Время отрочества вообще обернулось самыми тоскливыми и стесненными годами жизни, исполненными недовольством собой, погруженными в темные гимназическими коридоры, во все школярские несчастья: необходимостью заучивать неудобоваримые глыбы текста, исторических дат — глухим и бессильным протестом в груди против этого мучения. Еще неосознанным. Единственной пользой от мертвых языков было пробуждение где-то в глубине души своего ритма. Этим ритмом можно было удержать пугливое слово и рассмотреть его.

А отец — в далекой и загадочной Перми. У него там дело и другая, молодая жена. Приехал с ней в Могилев на святки, большой, крепкий, такой чужой и до тайных слез обожаемый. Морщился на белорусский говор сына, на неверные ударения. Прочитав его стихи — случайно найдя их на этажерке, и пробежав по ним скептическим взглядом, заранее раздражаясь на модное бесполезное баловство, — по-другому посмотрел на Николая; почувствовал что-то. Объявил, что тот час же отправит его в Петербург в гимназию Гуревича, лучшее и прогрессивное заведение империи. Переупрямил и сговорился о том с дедом.

Тогда Николай еще не знал, что навсегда остается в прошлом и пронизанная летним солнцем Реста, и почерневшие от времени стены фамильного дома у старого шляха на Пропойск, постель на сеновале чердака, молоко в горнице, светящееся из крынки теплой тайной… Деда убили в семнадцатом.

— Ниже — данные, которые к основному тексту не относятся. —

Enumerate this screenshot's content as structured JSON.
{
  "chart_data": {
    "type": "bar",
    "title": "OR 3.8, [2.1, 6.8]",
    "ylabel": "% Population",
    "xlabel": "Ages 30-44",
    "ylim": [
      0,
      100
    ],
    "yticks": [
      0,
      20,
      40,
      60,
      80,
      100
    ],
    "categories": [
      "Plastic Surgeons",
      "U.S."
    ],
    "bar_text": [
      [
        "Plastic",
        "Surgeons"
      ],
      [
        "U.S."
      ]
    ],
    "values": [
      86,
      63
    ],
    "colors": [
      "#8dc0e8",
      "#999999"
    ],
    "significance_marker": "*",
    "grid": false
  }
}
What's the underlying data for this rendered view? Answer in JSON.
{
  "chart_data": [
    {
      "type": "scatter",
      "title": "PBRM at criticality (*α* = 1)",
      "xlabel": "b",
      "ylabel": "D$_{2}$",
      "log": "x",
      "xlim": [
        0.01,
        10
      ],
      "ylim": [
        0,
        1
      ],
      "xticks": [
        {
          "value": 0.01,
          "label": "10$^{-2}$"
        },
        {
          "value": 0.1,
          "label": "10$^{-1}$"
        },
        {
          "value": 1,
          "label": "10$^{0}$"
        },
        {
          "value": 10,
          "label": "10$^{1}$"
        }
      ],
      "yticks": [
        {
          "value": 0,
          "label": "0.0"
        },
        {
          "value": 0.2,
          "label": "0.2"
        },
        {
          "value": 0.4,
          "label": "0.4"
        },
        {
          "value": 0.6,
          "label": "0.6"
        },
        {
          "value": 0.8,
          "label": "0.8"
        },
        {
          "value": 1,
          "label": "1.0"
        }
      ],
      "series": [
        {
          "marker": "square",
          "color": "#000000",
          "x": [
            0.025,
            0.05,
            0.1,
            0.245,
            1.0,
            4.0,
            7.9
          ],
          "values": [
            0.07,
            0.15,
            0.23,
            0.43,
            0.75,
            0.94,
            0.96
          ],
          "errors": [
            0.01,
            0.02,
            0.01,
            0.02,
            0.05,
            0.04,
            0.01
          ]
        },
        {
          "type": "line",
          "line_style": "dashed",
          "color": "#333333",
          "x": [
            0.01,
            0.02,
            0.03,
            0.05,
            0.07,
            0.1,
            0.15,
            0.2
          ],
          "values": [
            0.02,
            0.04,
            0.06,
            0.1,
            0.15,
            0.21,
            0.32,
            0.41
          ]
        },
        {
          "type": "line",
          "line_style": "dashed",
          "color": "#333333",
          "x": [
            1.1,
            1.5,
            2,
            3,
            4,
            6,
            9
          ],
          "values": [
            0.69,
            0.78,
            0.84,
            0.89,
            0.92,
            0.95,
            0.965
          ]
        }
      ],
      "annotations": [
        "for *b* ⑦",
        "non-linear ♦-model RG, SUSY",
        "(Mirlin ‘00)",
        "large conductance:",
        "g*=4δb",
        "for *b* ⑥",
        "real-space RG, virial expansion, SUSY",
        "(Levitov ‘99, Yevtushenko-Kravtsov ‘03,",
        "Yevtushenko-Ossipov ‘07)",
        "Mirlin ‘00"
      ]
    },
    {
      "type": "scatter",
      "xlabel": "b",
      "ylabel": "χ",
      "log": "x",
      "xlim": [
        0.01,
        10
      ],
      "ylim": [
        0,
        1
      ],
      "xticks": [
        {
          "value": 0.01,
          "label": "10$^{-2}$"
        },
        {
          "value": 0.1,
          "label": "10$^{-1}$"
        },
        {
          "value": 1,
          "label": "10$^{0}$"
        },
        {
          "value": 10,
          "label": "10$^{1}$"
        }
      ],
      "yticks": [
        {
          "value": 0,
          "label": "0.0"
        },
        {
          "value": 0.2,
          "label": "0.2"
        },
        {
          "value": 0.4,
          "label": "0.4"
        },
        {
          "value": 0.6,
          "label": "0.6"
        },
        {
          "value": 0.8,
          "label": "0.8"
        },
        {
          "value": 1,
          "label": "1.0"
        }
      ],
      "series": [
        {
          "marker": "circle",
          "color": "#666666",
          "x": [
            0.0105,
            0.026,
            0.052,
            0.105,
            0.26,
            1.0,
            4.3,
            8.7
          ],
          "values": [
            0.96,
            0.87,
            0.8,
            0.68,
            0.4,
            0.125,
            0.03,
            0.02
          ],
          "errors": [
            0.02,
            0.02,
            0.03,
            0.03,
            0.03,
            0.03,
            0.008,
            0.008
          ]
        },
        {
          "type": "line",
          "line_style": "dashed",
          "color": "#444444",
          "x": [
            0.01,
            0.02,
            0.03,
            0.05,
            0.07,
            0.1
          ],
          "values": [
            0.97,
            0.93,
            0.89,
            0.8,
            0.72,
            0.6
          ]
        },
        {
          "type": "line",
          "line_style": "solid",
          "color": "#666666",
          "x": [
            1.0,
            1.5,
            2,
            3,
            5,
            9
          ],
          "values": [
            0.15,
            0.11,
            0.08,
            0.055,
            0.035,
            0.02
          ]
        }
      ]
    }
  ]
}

Лошадь привезла его на хутор уже мертвым. Кто-то выстрелил из-за деревьев, когда однодворец возвращался с рынка, он лишь успел стегануть лошадку и завалился в сено, сберегая кошель. Но это еще только будет…

А сейчас: заледеневшее окно поезда, уплывающие назад фонари могилевского вокзала. Фигура деда на истоптанном снеге, незаконная будка еврея-обувщика на самом краю платформы, как прощальный жест провинции. А потом, сразу — влажный и ветреный Санкт-Петербург! Здесь он, полурусский, полудворянин, жадно впитал в кровь суровый борей столицы. Стал настоящим монархистом, истовым, более преданным орлу Палеологов, чем природные великороссы; даже неизбежное юношеское вольнодумство его было особого рода — Николай огорчался на мягкие черты своего царственного тезки и грезил возрождением северной империи, которая вновь напомнит соседям о своей особой миссии, будет служить укором дряхлому прагматизму старой Европы и окоротит дикие нравы неразвитых соседей. Новая Россия, мечтал он, наконец, освободит из чужих империй и соберет под своим крылом все славянские народы, а для прочих — станет образцом восторжествовавшей справедливости, всюду неся эстетику высокой цивилизации… посылая по миру цепеллины и стальные броненосцы, — строгая и чистая.